Als jüdisches Flüchtlingskind kam sie kurz vor dem Zweiten Weltkrieg in ein Kinderheim nach Heiden. Dort war es ihr verboten, mit anderen Mädchen über die Menstruation zu sprechen, erinnerte sich Karola Ruth Westheimer in ihren Memorien. Sie machte Jahrzehnte später die Tabus um die Sexualität zu einem erfolgreichen Geschäftsmodell.
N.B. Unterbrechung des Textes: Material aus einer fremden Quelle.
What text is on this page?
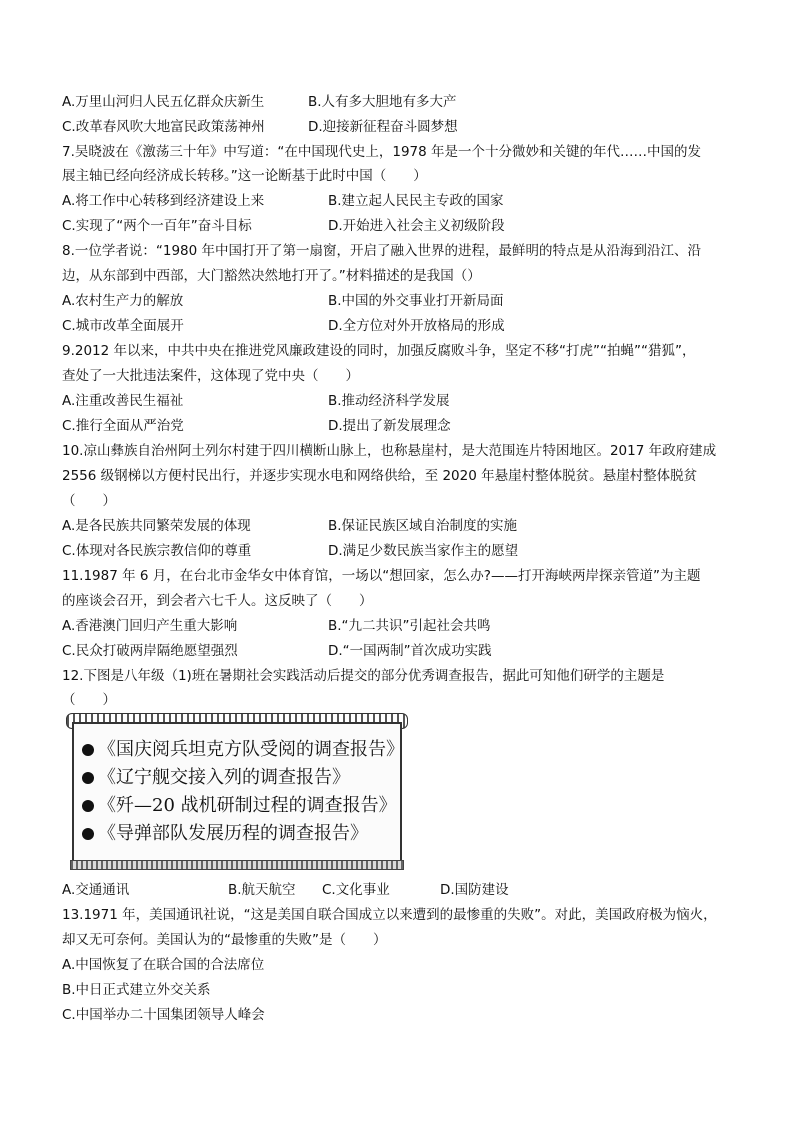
A.万里山河归人民五亿群众庆新生	B.人有多大胆地有多大产
C.改革春风吹大地富民政策荡神州	D.迎接新征程奋斗圆梦想
7.吴晓波在《激荡三十年》中写道：“在中国现代史上，1978 年是一个十分微妙和关键的年代……中国的发
展主轴已经向经济成长转移。”这一论断基于此时中国（　　）
A.将工作中心转移到经济建设上来	B.建立起人民民主专政的国家
C.实现了“两个一百年”奋斗目标	D.开始进入社会主义初级阶段
8.一位学者说：“1980 年中国打开了第一扇窗，开启了融入世界的进程，最鲜明的特点是从沿海到沿江、沿
边，从东部到中西部，大门豁然决然地打开了。”材料描述的是我国（）
A.农村生产力的解放	B.中国的外交事业打开新局面
C.城市改革全面展开	D.全方位对外开放格局的形成
9.2012 年以来，中共中央在推进党风廉政建设的同时，加强反腐败斗争，坚定不移“打虎”“拍蝇”“猎狐”，
查处了一大批违法案件，这体现了党中央（　　）
A.注重改善民生福祉	B.推动经济科学发展
C.推行全面从严治党	D.提出了新发展理念
10.凉山彝族自治州阿土列尔村建于四川横断山脉上，也称悬崖村，是大范围连片特困地区。2017 年政府建成
2556 级钢梯以方便村民出行，并逐步实现水电和网络供给，至 2020 年悬崖村整体脱贫。悬崖村整体脱贫
（　　）
A.是各民族共同繁荣发展的体现	B.保证民族区域自治制度的实施
C.体现对各民族宗教信仰的尊重	D.满足少数民族当家作主的愿望
11.1987 年 6 月，在台北市金华女中体育馆，一场以“想回家，怎么办?——打开海峡两岸探亲管道”为主题
的座谈会召开，到会者六七千人。这反映了（　　）
A.香港澳门回归产生重大影响	B.“九二共识”引起社会共鸣
C.民众打破两岸隔绝愿望强烈	D.“一国两制”首次成功实践
12.下图是八年级（1)班在暑期社会实践活动后提交的部分优秀调查报告，据此可知他们研学的主题是
（　　）
《国庆阅兵坦克方队受阅的调查报告》
《辽宁舰交接入列的调查报告》
《歼—20 战机研制过程的调查报告》
《导弹部队发展历程的调查报告》
A.交通通讯	B.航天航空 C.文化事业	D.国防建设
13.1971 年，美国通讯社说，“这是美国自联合国成立以来遭到的最惨重的失败”。对此，美国政府极为恼火，
却又无可奈何。美国认为的“最惨重的失败”是（　　）
A.中国恢复了在联合国的合法席位
B.中日正式建立外交关系
C.中国举办二十国集团领导人峰会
Ab 1980 in einer Radiosendung, dann in einer TV-Show und in ihrer Zeitungskolumne «Ask Dr. Ruth». Sie erreichte ein Millionenpublikum, weil sie den Zeitgeist der Mittelklasse anzusprechen verstand. Die sogenannte sexuelle Befreiung der sechziger Jahre mit freier Liebe und kurzzeitigen Beziehungen überforderte die meisten.
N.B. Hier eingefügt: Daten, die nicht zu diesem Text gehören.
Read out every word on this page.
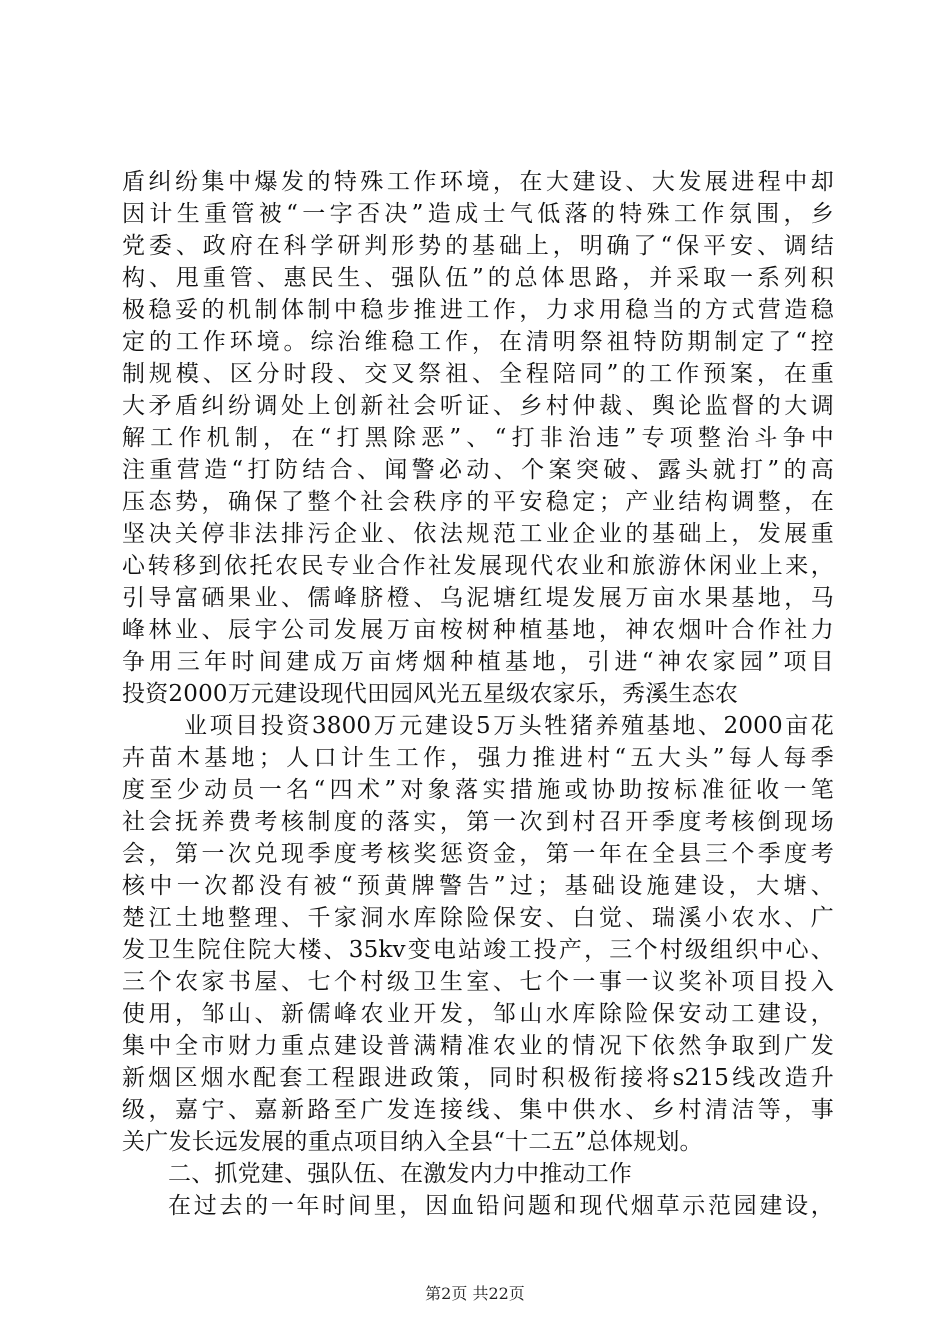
盾纠纷集中爆发的特殊工作环境，在大建设、大发展进程中却
因计生重管被“一字否决”造成士气低落的特殊工作氛围，乡
党委、政府在科学研判形势的基础上，明确了“保平安、调结
构、甩重管、惠民生、强队伍”的总体思路，并采取一系列积
极稳妥的机制体制中稳步推进工作，力求用稳当的方式营造稳
定的工作环境。综治维稳工作，在清明祭祖特防期制定了“控
制规模、区分时段、交叉祭祖、全程陪同”的工作预案，在重
大矛盾纠纷调处上创新社会听证、乡村仲裁、舆论监督的大调
解工作机制，在“打黑除恶”、“打非治违”专项整治斗争中
注重营造“打防结合、闻警必动、个案突破、露头就打”的高
压态势，确保了整个社会秩序的平安稳定；产业结构调整，在
坚决关停非法排污企业、依法规范工业企业的基础上，发展重
心转移到依托农民专业合作社发展现代农业和旅游休闲业上来，
引导富硒果业、儒峰脐橙、乌泥塘红堤发展万亩水果基地，马
峰林业、辰宇公司发展万亩桉树种植基地，神农烟叶合作社力
争用三年时间建成万亩烤烟种植基地，引进“神农家园”项目
投资2000万元建设现代田园风光五星级农家乐，秀溪生态农
业项目投资3800万元建设5万头牲猪养殖基地、2000亩花
卉苗木基地；人口计生工作，强力推进村“五大头”每人每季
度至少动员一名“四术”对象落实措施或协助按标准征收一笔
社会抚养费考核制度的落实，第一次到村召开季度考核倒现场
会，第一次兑现季度考核奖惩资金，第一年在全县三个季度考
核中一次都没有被“预黄牌警告”过；基础设施建设，大塘、
楚江土地整理、千家洞水库除险保安、白觉、瑞溪小农水、广
发卫生院住院大楼、35kv变电站竣工投产，三个村级组织中心、
三个农家书屋、七个村级卫生室、七个一事一议奖补项目投入
使用，邹山、新儒峰农业开发，邹山水库除险保安动工建设，
集中全市财力重点建设普满精准农业的情况下依然争取到广发
新烟区烟水配套工程跟进政策，同时积极衔接将s215线改造升
级，嘉宁、嘉新路至广发连接线、集中供水、乡村清洁等，事
关广发长远发展的重点项目纳入全县“十二五”总体规划。
二、抓党建、强队伍、在激发内力中推动工作
在过去的一年时间里，因血铅问题和现代烟草示范园建设，
第2页 共22页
Die konservative Ruth Westheimer plädierte dagegen für Offenheit in der Sexualität ohne Zwang oder Leistungsdruck, aber mit viel Liebe und Zärtlichkeit. «Gut ist, was gut tut» war ihre einfache Devise. Auch in den sexuellen Fantasien, denen freier Lauf zu gönnen sei.
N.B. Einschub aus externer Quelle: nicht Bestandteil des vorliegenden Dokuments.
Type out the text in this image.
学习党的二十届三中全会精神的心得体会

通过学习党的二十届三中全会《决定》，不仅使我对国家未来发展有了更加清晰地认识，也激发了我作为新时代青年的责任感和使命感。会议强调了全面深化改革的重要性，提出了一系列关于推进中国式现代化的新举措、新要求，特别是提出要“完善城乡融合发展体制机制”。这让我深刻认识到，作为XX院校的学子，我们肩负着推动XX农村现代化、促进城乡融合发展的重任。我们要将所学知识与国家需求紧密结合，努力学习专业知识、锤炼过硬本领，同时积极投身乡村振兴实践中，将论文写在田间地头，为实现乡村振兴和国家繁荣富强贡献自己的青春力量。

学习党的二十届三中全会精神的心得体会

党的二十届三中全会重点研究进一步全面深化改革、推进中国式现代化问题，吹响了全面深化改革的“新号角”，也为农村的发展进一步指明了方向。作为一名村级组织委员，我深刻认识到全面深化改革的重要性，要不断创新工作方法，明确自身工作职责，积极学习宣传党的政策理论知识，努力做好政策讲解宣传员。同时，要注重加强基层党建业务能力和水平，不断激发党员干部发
Ruth Westheimer wuchs in Frankfurt auf. Ihre jüdisch-orthodoxen Eltern wurden in Auschwitz ermordet, schickten sie gerade noch rechtzeitig mit einem Kindertransport in die Schweiz. Nach dem Krieg zog sie nach Israel, wo sie sich der Untergrundbewegung Hagana anschloss. Später studierte sie an der Sorbonne Psychologie und kam in den Fünfzigern in den USA an.

Ihr Erfolg als öffentliche Sexualtherapeutin war in diesem Land mit seiner puritanischen Tradition keineswegs selbstverständlich. Aber Ruth Westheimer, selber drei Mal verheiratet und Mutter von zwei Kindern, verstand es, mit ihrem Witz über das zu reden, was viele höchstens zu denken wagten: «Wenn sie sich eine ganze Fussballmannschaft im Bett wünschen, dann ist das nichts Schlimmes …» Ruth Westheimer ist im Alter 96 Jahren verstorben.